= Johnella LaRose =

American grassroots organizer

Johnella LaRose is an American grassroots organizer based in the San Francisco Bay Area who advocates for Indigenous communities and the preservation and restitution of Indigenous lands. Alongside fellow Indigenous rights' activist Corrina Gould, LaRose is a co-founder of Indian People Organizing for Change (IPOC), a San Francisco Bay Area-based organization working to protect and raise awareness about the region's sacred shellmounds, and the Sogorea Te Land Trust, an urban land trust working to restore Indigenous stewardship of occupied Chochenyo and Karkin Ohlone lands in the East Bay Area.

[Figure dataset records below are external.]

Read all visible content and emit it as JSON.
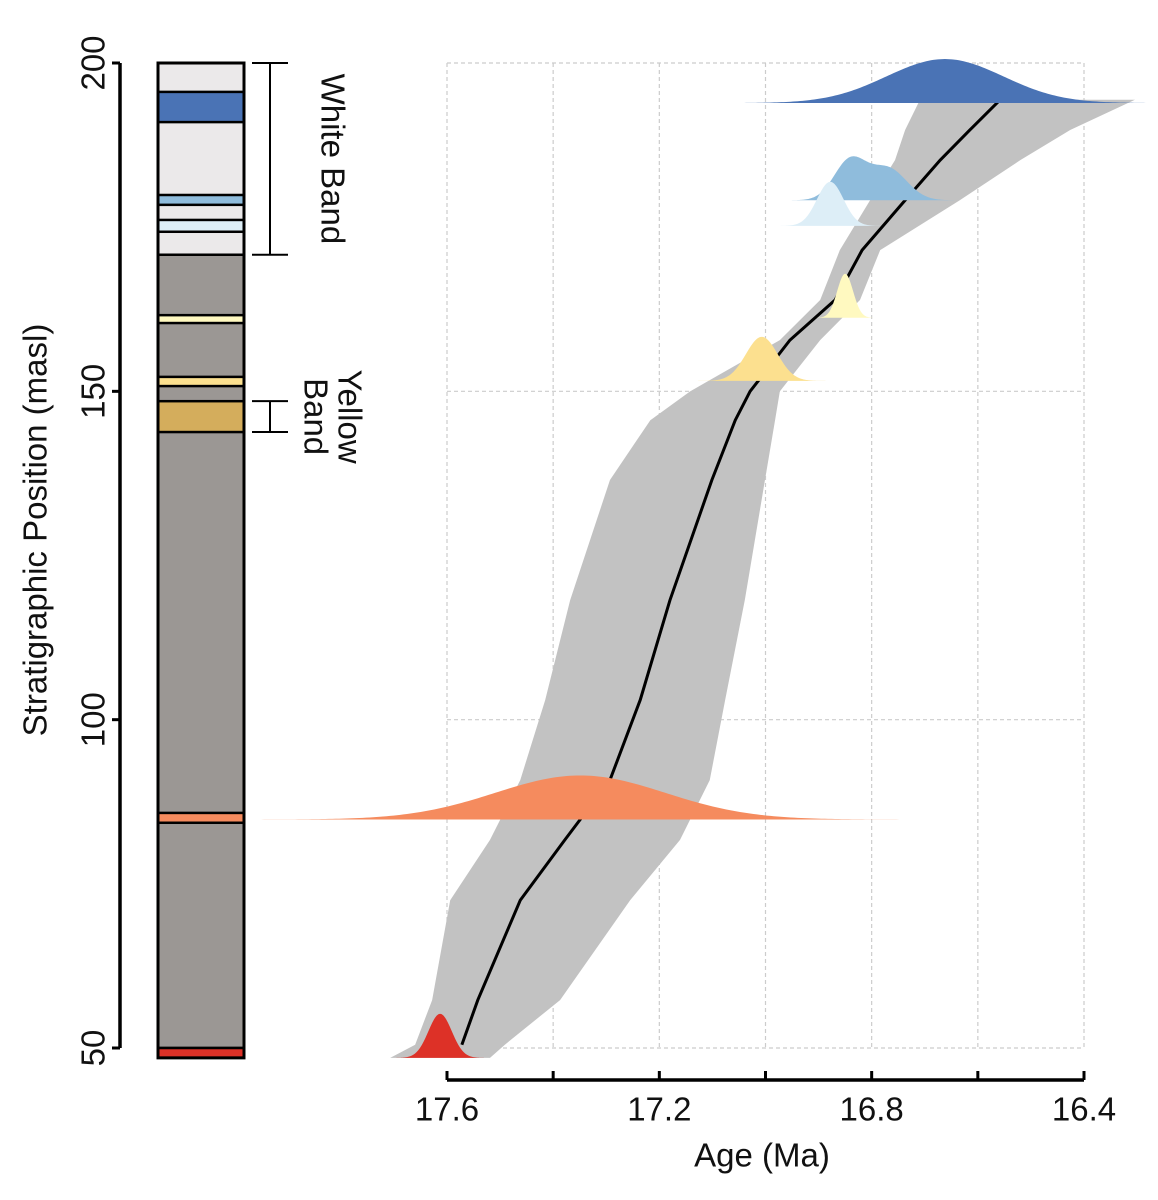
{
  "chart_data": {
    "type": "age-depth",
    "ylabel": "Stratigraphic Position (masl)",
    "xlabel": "Age (Ma)",
    "ylim": [
      50,
      200
    ],
    "yticks": [
      200,
      150,
      100,
      50
    ],
    "xlim": [
      17.6,
      16.4
    ],
    "xticks": [
      17.6,
      17.2,
      16.8,
      16.4
    ],
    "x_minor_ticks": [
      17.4,
      17.0,
      16.6
    ],
    "grid": true,
    "envelope": {
      "color": "#c2c2c2",
      "line_color": "#000000",
      "position": [
        48.5,
        50.5,
        57.3,
        72.5,
        81.7,
        90.8,
        103,
        118.2,
        136.5,
        145.6,
        150,
        157.8,
        163.9,
        171.5,
        179.1,
        185.2,
        189.8,
        194.4
      ],
      "older": [
        17.707,
        17.66,
        17.628,
        17.594,
        17.519,
        17.462,
        17.415,
        17.368,
        17.293,
        17.217,
        17.142,
        16.973,
        16.897,
        16.86,
        16.803,
        16.756,
        16.737,
        16.709
      ],
      "younger": [
        17.519,
        17.491,
        17.387,
        17.255,
        17.161,
        17.105,
        17.076,
        17.039,
        17.001,
        16.982,
        16.973,
        16.897,
        16.822,
        16.784,
        16.634,
        16.52,
        16.426,
        16.304
      ],
      "median": [
        null,
        17.572,
        17.542,
        17.462,
        17.378,
        17.293,
        17.236,
        17.18,
        17.101,
        17.057,
        17.029,
        16.954,
        16.869,
        16.818,
        16.737,
        16.671,
        16.615,
        16.558
      ]
    },
    "distributions": [
      {
        "position": 193.9,
        "color": "#4a73b5",
        "components": [
          {
            "mean": 16.662,
            "sd": 0.11,
            "weight": 1
          }
        ]
      },
      {
        "position": 179.1,
        "color": "#8fbcdc",
        "components": [
          {
            "mean": 16.841,
            "sd": 0.03,
            "weight": 1
          },
          {
            "mean": 16.769,
            "sd": 0.035,
            "weight": 0.8
          }
        ]
      },
      {
        "position": 175.2,
        "color": "#ddeef7",
        "components": [
          {
            "mean": 16.878,
            "sd": 0.025,
            "weight": 1
          }
        ]
      },
      {
        "position": 161.2,
        "color": "#fff9c0",
        "components": [
          {
            "mean": 16.85,
            "sd": 0.015,
            "weight": 1
          }
        ]
      },
      {
        "position": 151.6,
        "color": "#fce08f",
        "components": [
          {
            "mean": 17.007,
            "sd": 0.03,
            "weight": 1
          }
        ]
      },
      {
        "position": 84.8,
        "color": "#f58b5e",
        "components": [
          {
            "mean": 17.349,
            "sd": 0.16,
            "weight": 1
          }
        ]
      },
      {
        "position": 48.5,
        "color": "#dd3127",
        "components": [
          {
            "mean": 17.613,
            "sd": 0.022,
            "weight": 1
          }
        ]
      }
    ],
    "column": {
      "top": 200,
      "bottom": 48.5,
      "layers": [
        {
          "top": 200,
          "bottom": 170.8,
          "color": "#ebe9ea"
        },
        {
          "top": 195.6,
          "bottom": 191.0,
          "color": "#4a73b5"
        },
        {
          "top": 179.9,
          "bottom": 178.4,
          "color": "#8fbcdc"
        },
        {
          "top": 176.1,
          "bottom": 174.3,
          "color": "#ddeef7"
        },
        {
          "top": 170.8,
          "bottom": 50,
          "color": "#9b9794"
        },
        {
          "top": 161.6,
          "bottom": 160.4,
          "color": "#fff9c0"
        },
        {
          "top": 152.2,
          "bottom": 150.8,
          "color": "#fce08f"
        },
        {
          "top": 148.5,
          "bottom": 143.8,
          "color": "#d4ad5c"
        },
        {
          "top": 85.8,
          "bottom": 84.3,
          "color": "#f58b5e"
        },
        {
          "top": 50,
          "bottom": 48.5,
          "color": "#dd3127"
        }
      ]
    },
    "brackets": [
      {
        "lines": [
          "White Band"
        ],
        "top": 200,
        "bottom": 170.8
      },
      {
        "lines": [
          "Yellow",
          "Band"
        ],
        "top": 148.5,
        "bottom": 143.8
      }
    ]
  }
}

== Early life and education ==
LaRose was born in Los Angeles, California, and raised on a reservation in Utah. Born to a military family, LaRose travelled frequently in her youth, and graduated from high school in Portland, Oregon, before eventually returning to California. In the late 1970s, she became involved in the Red Power Movement, and lived at the American Indian Movement Freedom and Survival School in Oakland. During this time, she joined the organizing efforts for the Longest Walk. She is a graduate of Mills College with a degree in Sociology and Cultural Anthropology.

== Projects ==

=== Indian People Organizing for Change ===
In 1998, LaRose began working with Corrina Gould to found Indian People Organizing for Change (IPOC), an activist group working to preserve and bring attention to the shellmounds of the Bay Area, such as the West Berkeley Shellmound and the Emeryville Shellmound, the latter of which was demolished and paved over, despite workers uncovering human remains during the excavation. IPOC's many organizing efforts throughout the years have included Peace Walks that simultaneously trace the sacred ancestral sites and protest against their destruction by urban redevelopment and design proposals for the Shellmound heritage sites that present inclusive, historically respectful alternatives to condominium developments being planned at these sites.

=== Sogorea Te' Land Trust ===
The Sogorea Te Land Trust was co-founded in 2012 by LaRose.